Exotic locales. Formal dinners. Meeting heads of state. Luxurious accommodations. A wealth and breadth of stories to tell at cocktail parties.
All of those things are entirely possible when you’re a diplomat representing your country and its interests to other countries’ leaders, people and interests. But it’s the work in between the fancy breakfasts and satiny pillowcases that makes a diplomat… a diplomat.
This Diplomat gets around.
“Diplomat” is simply a larger term for a representative sent from one nation’s government to another nation. Sometimes diplomats live in these host nations for many years, sometimes they’re relocated to another country for various reasons, and sometimes they rise within the ranks of diplomacy to achieve an Ambassadorship or even Secretary of State. (A lofty objective but not an impossible one: Both Madeleine Albright and Henry Kissinger were and continue to be well-respected and oft-consulted diplomats.)
That’s all well and good (and again, aspirational) but what do individual diplomats do, already?
Most diplomats and ambassadors (the highest ranking diplomat in the region or country), no matter where they’re stationed, are there to safeguard the security of the U.S. and promote its interests in a large variety of areas: politics, cultures, environmentalism, security, health and more. And all diplomatic employees must present themselves with supreme decorum and poise; in other words, they’re also expected to act, well, diplomatically. They’re representing their country, and even when faced with hot button topics (in Palestine and Israel, for example or the economic situation in Greece) they know how to keep their cool and act with the utmost professionalism at all times.

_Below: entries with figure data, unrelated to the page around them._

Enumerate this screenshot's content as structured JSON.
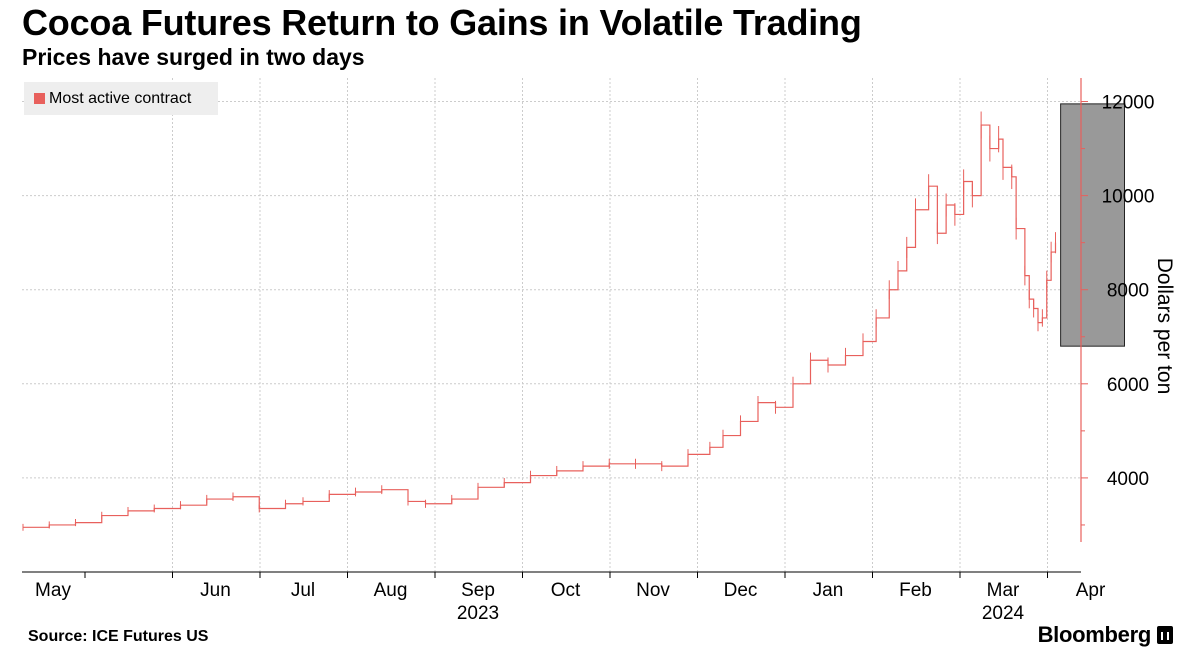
{
  "chart_data": {
    "type": "line",
    "title": "Cocoa Futures Return to Gains in Volatile Trading",
    "subtitle": "Prices have surged in two days",
    "xlabel": "",
    "ylabel": "Dollars per ton",
    "ylim": [
      2000,
      12500
    ],
    "yticks": [
      4000,
      6000,
      8000,
      10000,
      12000
    ],
    "ytick_labels": [
      "4000",
      "6000",
      "8000",
      "10000",
      "12000"
    ],
    "x_month_labels": [
      "May",
      "Jun",
      "Jul",
      "Aug",
      "Sep",
      "Oct",
      "Nov",
      "Dec",
      "Jan",
      "Feb",
      "Mar",
      "Apr"
    ],
    "x_year_labels": [
      {
        "label": "2023",
        "under_month": "Sep"
      },
      {
        "label": "2024",
        "under_month": "Mar"
      }
    ],
    "grid": true,
    "legend": {
      "position": "top-left",
      "entries": [
        "Most active contract"
      ]
    },
    "highlight_box": {
      "x_start_month": 11.15,
      "x_end_month": 11.88,
      "y_range": [
        6800,
        11950
      ]
    },
    "x_unit": "months since May 1, 2023",
    "series": [
      {
        "name": "Most active contract",
        "color": "#e8605c",
        "x": [
          0,
          0.3,
          0.6,
          0.9,
          1.2,
          1.5,
          1.8,
          2.1,
          2.4,
          2.7,
          3.0,
          3.2,
          3.5,
          3.8,
          4.1,
          4.4,
          4.6,
          4.9,
          5.2,
          5.5,
          5.8,
          6.1,
          6.4,
          6.7,
          7.0,
          7.3,
          7.6,
          7.85,
          8.0,
          8.2,
          8.4,
          8.6,
          8.8,
          9.0,
          9.2,
          9.4,
          9.6,
          9.75,
          9.9,
          10.0,
          10.1,
          10.2,
          10.35,
          10.45,
          10.55,
          10.65,
          10.75,
          10.85,
          10.95,
          11.05,
          11.15,
          11.2,
          11.3,
          11.35,
          11.45,
          11.5,
          11.55,
          11.6,
          11.65,
          11.7,
          11.75,
          11.8
        ],
        "values": [
          2950,
          3000,
          3050,
          3200,
          3300,
          3350,
          3420,
          3550,
          3600,
          3350,
          3450,
          3500,
          3650,
          3700,
          3750,
          3500,
          3450,
          3550,
          3800,
          3900,
          4050,
          4150,
          4250,
          4300,
          4300,
          4250,
          4500,
          4650,
          4900,
          5200,
          5600,
          5500,
          6000,
          6500,
          6400,
          6600,
          6900,
          7400,
          8000,
          8400,
          8900,
          9700,
          10200,
          9200,
          9800,
          9600,
          10300,
          10000,
          11500,
          11000,
          11200,
          10600,
          10400,
          9300,
          8300,
          7800,
          7600,
          7300,
          7400,
          8200,
          8800,
          9000
        ]
      }
    ]
  },
  "source_text": "Source: ICE Futures US",
  "brand_text": "Bloomberg",
  "colors": {
    "line": "#e8605c",
    "axis": "#e8605c",
    "grid": "#cccccc",
    "box": "#999999"
  }
}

(We say “most” diplomats and ambassadors, because U.S. presidents have long acknowledged big campaign donors and fundraisers with ambassadorships. These folks aren’t really doing the true work of diplomats who are in the foreign service; rather, they’re there to develop friendly relationships with the local folks. And what’s the best way to get to know people? By throwing fancy soirees amidst your sumptuous lodgings, of course. These pay-back sort of ambassadorships cost a lot of money and many of these high rollers consider them prestigious.)
Not as prestigious as an award-winning Maltese, but...
The diplomats (and various aides) who are a part of the Foreign Service are also there to ensure the wrong people don’t get visas to the U.S. and that they’re there for all Americans who need their representational services. An example of that is a traveling American college student has his passport and ID stolen on the bus from Minsk (a real place, the capital of Belarus) to Kapinsk (not a real place, not in Belarus). There are two things at stake here: 1) The kid needs his passport to travel and get home; and 2) Whoever stole his documents could steal his identity, be a terrorist and and hop a plane, train or boat to... anywhere. Diplomats are trained how to deal with this sort of thing. In fact, when YOU are traveling it’s good to know where the American Embassy is (unless of course you find yourself on the wrong side of the Iraq/Iran border, in which case there is no consulate in Iran.) Fair warning.
Once you understand the basic duties of all diplomats, there are also specialists, and what they do depends on interests, skills, experience and where they’re needed.
Some examples for you, the diplomat:
If your background is in economics, you may be assigned to a newly burgeoning country, one that has the support of the United States and needs the presence and expertise of someone in this field living there.
Your interest is in trade negotiation and you may connect the country in which you’re assigned to company partners from the U.S., thereby promoting the interest of U.S. companies.
You speak multiple languages and have been assigned to various countries where you’ve been able to act as interpreter and even a speech writer for various U.S. and foreign dignitaries and heads of state. You can be trusted to translate literally, not creatively; you’re a diplomat, not a fiction writer (who can break apart national friendships with a misused word or phrase).
Your specialty is infectious diseases, their causes and treatments. You’re a humanitarian diplomat in a third world country, advocating for the vulnerable people of the region and ensuring they have adequate medical facilities and such.
But again, no matter what your specific duties are, all diplomats are in their host countries to promote information and friendly relations. They can also be a catalyst and smooth negotiator for peace, as well as the conveyor of information and decisions regarding those countries.
Diplomats can open and close the loop when we’re talking about foreign relations; sometimes they’re all a country knows about American interests and culture so they need to be on their best behavior and show sincere dedication to the importance of representing their country.